Un deseo... Esa idea giraba en su mente.
—¿Un deseo? —preguntó, sorprendido y con un atisbo de esperanza—. ¿Puedo traer de vuelta a los muertos?
—Lo lamento, eso es imposible, pero el alma de tu abuela descansa en paz. Reencarnará en otra vida, no debes preocuparte Su próxima vida será muy feliz —dijo con una sonrisa suave y reconfortante
—. La puerta está aquí, ¿aceptas cumplir la misión de recuperar lo perdido, a cambio de un deseo? —Dio una pausa antes de preguntar de nuevo
—. Dime, ¿aceptas?
Víctor sabía que esta oportunidad era única: un deseo a cambio de cumplir una misión de un desconocido que lo salvó de su muerte. Aunque era surrealista, estaba agradecido porque pudo despedirse de su abuela. Así que, sin arrepentimiento alguno y sin hacer más preguntas, aceptó la misión por el deseo
—Sí, acepto —dije sin dudar, sin dejar de mirar al hombre que tenía frente a él
El hombre tenía el cabello rojo como el fuego, una piel morena brillante y vestía ropas desconocidas con bordados elegantes del estilo oriental, claramente no de este mundo. Era más alto que Víctor, y si estuviera en su mundo, probablemente sería uno de los hombres más codiciados por su belleza. Víctor no le había prestado mucha atención cuando se encontraron, pero sabía que no olvidaría su nombre ni su rostro.
—¿Puedo saber tu nombre? —Preguntó rápidamente, sin dejar de mirarlo
—Nombre... —dijo el hombre, un poco sorprendido, como si no estuviera seguro de si era correcto decirlo.
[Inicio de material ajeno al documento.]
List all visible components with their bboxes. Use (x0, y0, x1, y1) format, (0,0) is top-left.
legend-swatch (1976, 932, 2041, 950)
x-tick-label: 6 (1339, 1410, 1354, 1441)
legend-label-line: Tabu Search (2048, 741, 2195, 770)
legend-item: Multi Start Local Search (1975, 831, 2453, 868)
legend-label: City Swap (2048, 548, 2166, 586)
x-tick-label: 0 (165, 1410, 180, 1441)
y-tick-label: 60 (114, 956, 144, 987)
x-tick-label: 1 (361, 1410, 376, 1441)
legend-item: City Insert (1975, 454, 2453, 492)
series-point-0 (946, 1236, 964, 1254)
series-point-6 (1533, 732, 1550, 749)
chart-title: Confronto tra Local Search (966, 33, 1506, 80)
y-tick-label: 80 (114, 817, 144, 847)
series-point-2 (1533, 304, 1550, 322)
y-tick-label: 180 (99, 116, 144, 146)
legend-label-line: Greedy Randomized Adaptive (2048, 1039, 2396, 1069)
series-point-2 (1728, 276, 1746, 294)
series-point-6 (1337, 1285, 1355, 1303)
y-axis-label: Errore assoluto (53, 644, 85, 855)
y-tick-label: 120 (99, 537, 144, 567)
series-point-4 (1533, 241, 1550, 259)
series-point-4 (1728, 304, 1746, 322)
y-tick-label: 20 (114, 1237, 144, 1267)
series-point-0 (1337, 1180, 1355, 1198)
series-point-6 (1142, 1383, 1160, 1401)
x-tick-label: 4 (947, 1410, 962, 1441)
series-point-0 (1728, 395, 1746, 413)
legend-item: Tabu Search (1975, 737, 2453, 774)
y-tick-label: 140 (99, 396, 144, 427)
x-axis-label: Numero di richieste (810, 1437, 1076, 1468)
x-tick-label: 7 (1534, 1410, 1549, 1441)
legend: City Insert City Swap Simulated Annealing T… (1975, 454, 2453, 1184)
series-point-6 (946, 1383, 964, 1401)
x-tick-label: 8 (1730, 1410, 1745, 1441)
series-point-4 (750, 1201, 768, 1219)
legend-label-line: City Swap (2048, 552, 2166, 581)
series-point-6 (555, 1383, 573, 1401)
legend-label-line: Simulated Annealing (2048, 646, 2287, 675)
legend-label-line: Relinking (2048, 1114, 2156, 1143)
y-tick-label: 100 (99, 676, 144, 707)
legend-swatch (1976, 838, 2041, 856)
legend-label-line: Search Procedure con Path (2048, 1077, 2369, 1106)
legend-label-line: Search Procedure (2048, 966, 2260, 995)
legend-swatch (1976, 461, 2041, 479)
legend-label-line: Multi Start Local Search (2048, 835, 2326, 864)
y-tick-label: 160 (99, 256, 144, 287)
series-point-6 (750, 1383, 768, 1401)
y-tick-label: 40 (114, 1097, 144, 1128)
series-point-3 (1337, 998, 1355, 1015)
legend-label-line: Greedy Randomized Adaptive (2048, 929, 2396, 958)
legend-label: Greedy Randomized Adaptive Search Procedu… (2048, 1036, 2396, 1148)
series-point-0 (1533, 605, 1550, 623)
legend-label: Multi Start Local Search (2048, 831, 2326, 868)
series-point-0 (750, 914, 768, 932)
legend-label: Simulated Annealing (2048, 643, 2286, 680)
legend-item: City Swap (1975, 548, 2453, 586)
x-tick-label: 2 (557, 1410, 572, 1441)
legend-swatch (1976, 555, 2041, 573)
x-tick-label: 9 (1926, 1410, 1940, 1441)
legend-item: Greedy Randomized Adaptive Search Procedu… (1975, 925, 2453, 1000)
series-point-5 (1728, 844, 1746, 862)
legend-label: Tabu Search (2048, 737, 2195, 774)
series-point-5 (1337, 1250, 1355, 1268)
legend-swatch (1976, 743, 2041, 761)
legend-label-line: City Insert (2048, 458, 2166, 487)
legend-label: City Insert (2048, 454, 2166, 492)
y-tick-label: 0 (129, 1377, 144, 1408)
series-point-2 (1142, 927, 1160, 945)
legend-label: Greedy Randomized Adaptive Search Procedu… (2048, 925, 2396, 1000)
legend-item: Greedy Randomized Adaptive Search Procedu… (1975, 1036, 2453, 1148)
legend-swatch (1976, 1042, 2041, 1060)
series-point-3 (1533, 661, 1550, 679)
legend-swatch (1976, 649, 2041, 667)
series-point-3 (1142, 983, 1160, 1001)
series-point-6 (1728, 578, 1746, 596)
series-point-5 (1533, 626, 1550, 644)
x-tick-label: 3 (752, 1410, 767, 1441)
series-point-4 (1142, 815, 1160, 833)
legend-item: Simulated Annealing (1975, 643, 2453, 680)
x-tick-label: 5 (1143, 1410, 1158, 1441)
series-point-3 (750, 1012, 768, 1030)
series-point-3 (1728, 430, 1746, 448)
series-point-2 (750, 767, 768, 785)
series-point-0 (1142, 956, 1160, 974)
—Quiero saber tu nombre, pero si no puedes decirlo, está bien —dijo Víctor con una sonrisa leve, bajando ligeramente la cabeza
—Damerías —respondió el hombre, me sonrió antes de empujarme hacia un portal que había aparecido detrás de mí.
Antes de desaparecer, Damerías miraba el gran árbol con grietas y lo observó casi nostálgico. Susurró:
—Extraño los días en los que éramos felices —dijo desapareciendo, observando por última vez su lugar favorito.
Al otro lado del portal, sentí algo extraño. Gritos, presión, sonidos que apenas podía procesar. Fue entonces cuando entendí: estaba naciendo de nuevo.
El frío me golpeó al ser envuelto en mantas. Una voz suave me llamó la atención.
—Es hermoso, mi pequeño —dijo una mujer de cabellos plateados y ojos luminosos, inclinándose para cargarme entre sus brazos.